When President Biden declared over the weekend that he was drawing a “red line” for Israel’s military action in Gaza, he appeared to be trying to raise the potential cost for Prime Minister Benjamin Netanyahu as their relationship plummets to new depths.

But he never said what would happen, exactly, if Mr. Netanyahu ignored him and continued Israel’s military operation by invading the southern city Rafah, a step that Mr. Biden has said — repeatedly — would be a major mistake. It is unclear whether he hesitated because he did not want to signal what response he might be preparing, or because he did not want to be criticized if he backed away from whatever action he is contemplating.

Or perhaps, given his long experience in the Senate and the White House, he remembered that drawing red lines turned out badly for Barack Obama when it came to Syria, and for George W. Bush when it came to North Korea and Iran. American allies in the Middle East were stunned by Mr. Obama’s reversal. Mr. Bush was later judged to have invaded a country that had no nuclear weapons — Iraq — while the North tested its first nuclear weapon on his watch.

Mr. Biden’s line-drawing was immediately dismissed — and matched — by Mr. Netanyahu, who shot back: “You know, I have a red line. You know what the red line is? That Oct. 7 doesn’t happen again.” The prime minister was referring, of course, to the Hamas attack that killed 1,200 people in Israel, left scores more as hostages and precipitated a war now in its sixth month.

Such talk of red lines is hardly new: Leaders of all stripes, from heads of democracies to vicious autocrats, often invoke the phrase to describe moves that another country should not even contemplate, because the consequences would be more painful than they could imagine. The odd thing in this case is that the lines are being drawn by two allies who regularly celebrate how close they are but whose dialogue has begun to turn somewhat poisonous.
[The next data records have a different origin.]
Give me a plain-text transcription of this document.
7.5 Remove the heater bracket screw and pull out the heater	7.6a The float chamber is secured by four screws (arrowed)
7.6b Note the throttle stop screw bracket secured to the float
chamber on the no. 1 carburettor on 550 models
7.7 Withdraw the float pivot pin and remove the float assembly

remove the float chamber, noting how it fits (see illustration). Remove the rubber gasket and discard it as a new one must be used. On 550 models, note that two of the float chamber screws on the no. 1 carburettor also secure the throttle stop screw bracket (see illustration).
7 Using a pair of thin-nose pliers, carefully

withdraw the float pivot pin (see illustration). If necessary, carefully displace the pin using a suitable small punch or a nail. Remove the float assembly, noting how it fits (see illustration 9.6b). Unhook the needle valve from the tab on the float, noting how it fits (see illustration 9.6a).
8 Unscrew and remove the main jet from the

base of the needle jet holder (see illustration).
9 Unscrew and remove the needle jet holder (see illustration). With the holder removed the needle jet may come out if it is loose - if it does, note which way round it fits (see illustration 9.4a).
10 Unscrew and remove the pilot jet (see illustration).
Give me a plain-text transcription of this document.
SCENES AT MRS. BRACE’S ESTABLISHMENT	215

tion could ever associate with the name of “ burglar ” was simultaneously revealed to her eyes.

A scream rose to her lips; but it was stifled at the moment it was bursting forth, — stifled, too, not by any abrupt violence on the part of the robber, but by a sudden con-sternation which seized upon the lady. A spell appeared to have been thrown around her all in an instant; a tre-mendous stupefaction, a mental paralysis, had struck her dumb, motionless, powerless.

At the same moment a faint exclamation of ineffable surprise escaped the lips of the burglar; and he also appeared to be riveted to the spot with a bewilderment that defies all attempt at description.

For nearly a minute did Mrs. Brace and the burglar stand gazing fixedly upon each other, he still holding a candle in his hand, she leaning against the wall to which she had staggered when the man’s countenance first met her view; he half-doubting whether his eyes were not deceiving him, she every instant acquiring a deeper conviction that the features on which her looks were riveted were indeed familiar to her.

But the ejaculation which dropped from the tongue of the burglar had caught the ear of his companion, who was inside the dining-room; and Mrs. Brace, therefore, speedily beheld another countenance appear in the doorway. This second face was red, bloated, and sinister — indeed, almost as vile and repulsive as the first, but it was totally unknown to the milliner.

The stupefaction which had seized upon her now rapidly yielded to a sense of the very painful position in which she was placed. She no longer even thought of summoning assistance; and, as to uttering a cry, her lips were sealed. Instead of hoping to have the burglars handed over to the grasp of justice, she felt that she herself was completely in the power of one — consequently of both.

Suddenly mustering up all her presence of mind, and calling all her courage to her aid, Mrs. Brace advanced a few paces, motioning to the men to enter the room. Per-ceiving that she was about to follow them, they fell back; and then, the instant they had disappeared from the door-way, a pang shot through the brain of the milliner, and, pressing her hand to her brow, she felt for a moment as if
The seemingly obvious implication of Mr. Biden’s threat was that if the Israelis went ahead with their plans and conducted another military operation with high civilian casualties, Mr. Biden would for the first time place restrictions on how Israel could make use of the arms the United States is supplying. Until now, Mr. Biden has rejected any such move — even though Washington places conditions on almost every arms sale, including requiring a commitment from Ukraine that it will not fire American missiles, artillery or drones into Russia.